2.1.- I motivi indicati nel 1.1 possono essere esaminati congiuntamente, perchè logicamente connessi, sembrano manifestamente inammissibili.

Il decreto ha condannato la convenuta a pagare le spese del giudizio.

I due mezzi in esame non pongono alcuna questione in ordine alla misura della liquidazione delle spese, ma censurano la compensazione delle spese e la dichiarazione di irripetibilità, che non è stata affatto pronunciata.
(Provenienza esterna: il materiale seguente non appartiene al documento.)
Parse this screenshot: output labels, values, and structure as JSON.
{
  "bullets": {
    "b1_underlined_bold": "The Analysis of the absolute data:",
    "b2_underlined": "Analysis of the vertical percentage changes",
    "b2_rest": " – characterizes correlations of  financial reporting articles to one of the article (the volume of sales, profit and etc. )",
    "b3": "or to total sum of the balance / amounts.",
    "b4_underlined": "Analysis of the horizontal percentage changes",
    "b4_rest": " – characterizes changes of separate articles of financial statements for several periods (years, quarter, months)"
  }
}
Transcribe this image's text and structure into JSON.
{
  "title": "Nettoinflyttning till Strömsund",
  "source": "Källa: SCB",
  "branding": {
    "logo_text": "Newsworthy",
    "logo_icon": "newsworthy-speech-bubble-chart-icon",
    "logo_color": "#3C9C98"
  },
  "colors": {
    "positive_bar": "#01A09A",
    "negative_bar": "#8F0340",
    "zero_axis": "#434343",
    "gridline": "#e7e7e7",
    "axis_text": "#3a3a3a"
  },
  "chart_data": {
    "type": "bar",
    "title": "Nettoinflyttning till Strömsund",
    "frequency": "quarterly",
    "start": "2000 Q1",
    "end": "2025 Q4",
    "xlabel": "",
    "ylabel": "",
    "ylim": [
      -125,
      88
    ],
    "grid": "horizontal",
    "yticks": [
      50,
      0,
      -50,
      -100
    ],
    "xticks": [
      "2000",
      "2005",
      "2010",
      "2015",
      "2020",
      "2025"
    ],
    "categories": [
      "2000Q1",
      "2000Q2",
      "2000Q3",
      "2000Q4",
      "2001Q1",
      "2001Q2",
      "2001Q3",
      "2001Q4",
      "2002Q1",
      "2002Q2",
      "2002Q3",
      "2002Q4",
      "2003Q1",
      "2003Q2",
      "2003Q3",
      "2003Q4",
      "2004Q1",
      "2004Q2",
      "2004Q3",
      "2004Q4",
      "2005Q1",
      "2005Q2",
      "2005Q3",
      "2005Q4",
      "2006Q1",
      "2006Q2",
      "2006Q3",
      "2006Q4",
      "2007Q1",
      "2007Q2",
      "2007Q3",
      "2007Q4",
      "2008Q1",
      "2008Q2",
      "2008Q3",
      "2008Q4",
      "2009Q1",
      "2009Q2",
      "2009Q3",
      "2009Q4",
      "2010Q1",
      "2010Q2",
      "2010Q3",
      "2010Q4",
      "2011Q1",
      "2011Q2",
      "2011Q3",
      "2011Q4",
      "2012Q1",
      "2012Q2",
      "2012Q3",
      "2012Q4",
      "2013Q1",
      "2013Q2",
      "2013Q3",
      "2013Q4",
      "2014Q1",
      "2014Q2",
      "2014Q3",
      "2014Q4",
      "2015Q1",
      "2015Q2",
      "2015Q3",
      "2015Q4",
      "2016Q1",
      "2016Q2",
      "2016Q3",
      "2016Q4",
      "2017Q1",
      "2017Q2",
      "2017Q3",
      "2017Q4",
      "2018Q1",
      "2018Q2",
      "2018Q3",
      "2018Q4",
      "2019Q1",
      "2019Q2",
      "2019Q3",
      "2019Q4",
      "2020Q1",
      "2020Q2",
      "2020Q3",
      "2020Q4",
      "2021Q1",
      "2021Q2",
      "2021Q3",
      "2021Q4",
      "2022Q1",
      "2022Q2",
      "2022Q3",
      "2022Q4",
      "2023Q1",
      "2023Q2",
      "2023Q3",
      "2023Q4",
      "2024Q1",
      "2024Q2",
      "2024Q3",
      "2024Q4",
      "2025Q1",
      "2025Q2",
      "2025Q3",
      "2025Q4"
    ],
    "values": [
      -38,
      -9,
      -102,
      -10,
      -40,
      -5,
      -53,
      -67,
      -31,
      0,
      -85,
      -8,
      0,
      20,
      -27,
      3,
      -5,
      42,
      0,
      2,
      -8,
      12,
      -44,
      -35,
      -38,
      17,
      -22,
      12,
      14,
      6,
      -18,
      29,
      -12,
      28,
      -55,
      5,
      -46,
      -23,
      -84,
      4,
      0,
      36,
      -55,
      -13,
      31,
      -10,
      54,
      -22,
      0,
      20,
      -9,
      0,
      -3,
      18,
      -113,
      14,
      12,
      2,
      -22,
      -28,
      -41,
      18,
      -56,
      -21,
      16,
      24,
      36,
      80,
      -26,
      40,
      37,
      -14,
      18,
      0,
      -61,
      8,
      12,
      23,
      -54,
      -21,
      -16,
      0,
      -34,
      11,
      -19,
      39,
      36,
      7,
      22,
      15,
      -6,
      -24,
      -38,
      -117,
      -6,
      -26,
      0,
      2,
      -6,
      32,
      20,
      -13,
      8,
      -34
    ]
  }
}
Tanto è sufficiente a rendere palese l’incongruenza ed in conferenza dei motivi rispetti al decisum, con conseguente manifesta inammissibilità degli stessi.

Dal rigetto delle spese potrà conseguire la condanna alle spese di questa fase, emergendo altresì i presupposti per l’adozione del provvedimento di cui all’art. 385 c.p.c., u.c., tenuto conto della formulazione di motivi che sono addirittura formulati senza tenere conto del contenuto della decisione impugnata (in particolare, l’8 ed il 9).

Pertanto, il ricorso può essere trattato in camera di consiglio, ricorrendone i presupposti di legge”.

2.- Il Collegio reputa di dovere fare proprie le conclusioni contenute nella relazione, fatta eccezione per la precisazione svolta di seguito, condividendo le argomentazioni che le fondano, neppure confutate, che comportano il rigetto del ricorso.

Non sussistono, invece, i presupposti per l’adozione del provvedimento di cui all’art. 385 c.p.c., u.c., tenuto conto delle oscillazioni giurisprudenziali avutesi in passato – e non composte alla data di proposizione del ricorso – in ordine alla quantificazione dell’equa riparazione per il danno non patrimoniale.

Le spese della presente fase seguono la soccombenza e si liquidano come in dispositivo.

PQM

La Corte rigetta il ricorso e condanna il ricorrente a pagare le spese della presente fase, che liquida in complessivi Euro 900,00, oltre spese prenotate a debito.

Così deciso in Roma, il 8 ottobre 2009.